Утро началось с обхода немощных и больных. За время Великого поста я должен побывать у всех тех, кто не в состоянии сам побывать в храме. И в самом поселке, и в окружающих нас деревнях. Причащаю, соборую. Со стороны, занятие вроде рутинное, а мне нравится. Верующие старики, свидетели ушедшей эпохи, последние, кто еще может рассказать о войне и времени гонения на Церковь. Молящиеся – люди смиренные, ничего не требуют и никого не осуждают. Придешь, а они радуются тебе, как дети: «Батюшка, ты наш доктор».

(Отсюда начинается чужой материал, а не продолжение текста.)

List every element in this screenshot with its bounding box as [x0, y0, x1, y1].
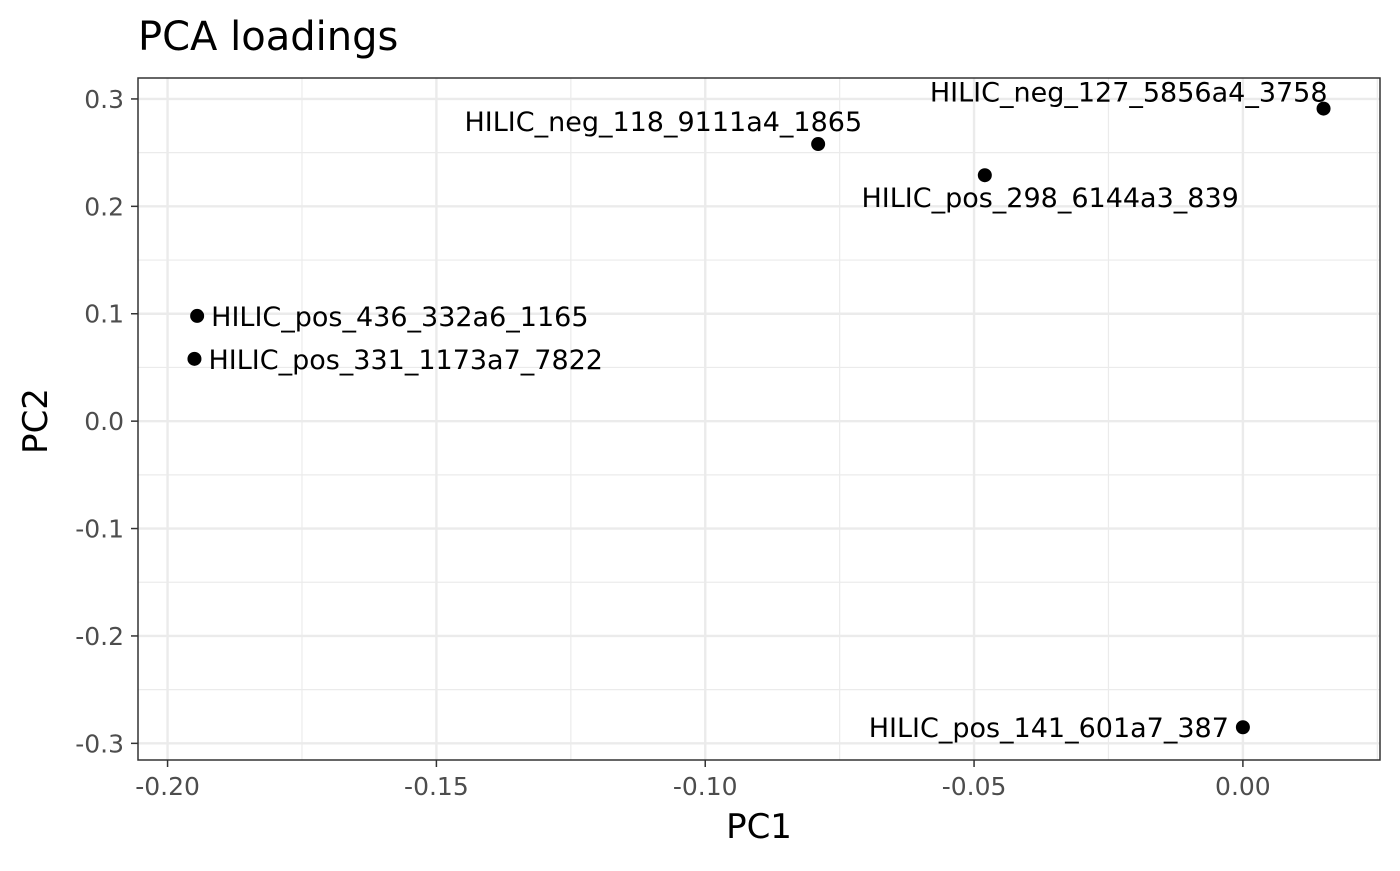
plot-panel-border	[137, 77, 1381, 761]
panel-layer	[137, 77, 1381, 761]
ticks-layer: -0.20 -0.15 -0.10 -0.05 0.00 -0.3 -0.2 -0.1 0.0 0…	[75, 85, 1271, 801]
x-tick-label: -0.05	[942, 772, 1007, 801]
point-label: HILIC_pos_331_1173a7_7822	[208, 345, 603, 376]
x-tick-label: -0.10	[673, 772, 738, 801]
grid-layer	[138, 78, 1380, 760]
x-axis-title: PC1	[726, 807, 792, 847]
y-tick-label: 0.3	[84, 85, 124, 114]
points-layer: HILIC_neg_127_5856a4_3758 HILIC_neg_118_9…	[187, 78, 1331, 744]
point-label: HILIC_neg_118_9111a4_1865	[464, 107, 862, 138]
x-tick-label: -0.20	[135, 772, 200, 801]
y-tick-label: 0.2	[84, 192, 124, 221]
scatter-point	[977, 168, 992, 183]
y-tick-label: -0.1	[75, 515, 124, 544]
point-label: HILIC_pos_436_332a6_1165	[211, 302, 588, 333]
y-tick-label: 0.0	[84, 407, 124, 436]
x-tick-label: 0.00	[1215, 772, 1271, 801]
point-label: HILIC_neg_127_5856a4_3758	[930, 78, 1328, 109]
y-tick-label: 0.1	[84, 300, 124, 329]
point-label: HILIC_pos_298_6144a3_839	[861, 183, 1238, 214]
y-tick-label: -0.3	[75, 729, 124, 758]
scatter-point	[190, 308, 205, 323]
chart-title: PCA loadings	[138, 14, 398, 60]
scatter-point	[1316, 101, 1331, 116]
point-label: HILIC_pos_141_601a7_387	[869, 713, 1229, 744]
scatter-point	[811, 137, 826, 152]
y-tick-label: -0.2	[75, 622, 124, 651]
x-tick-label: -0.15	[404, 772, 469, 801]
scatter-point	[1235, 720, 1250, 735]
scatter-point	[187, 351, 202, 366]
y-axis-title: PC2	[16, 388, 56, 454]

Вдруг раздается звонок и следом – бас моего товарища:
– Батюшка, как я рад вас услышать! – Хотя, когда он звонит, слушать большей частью приходится мне.
Перехватывая инициативу, поздравляю Н. с днем рождения, а он смеется:
– Ох, спасибо! Хотя день рождения у меня и не скоро, но подарок приму с благодарностью!
Эк я опростоволосился. Сколько раз себе говорил, не доверяйся снам! Пришлось созваниваться со звукорежиссером Сережей и договариваться о времени очередной записи.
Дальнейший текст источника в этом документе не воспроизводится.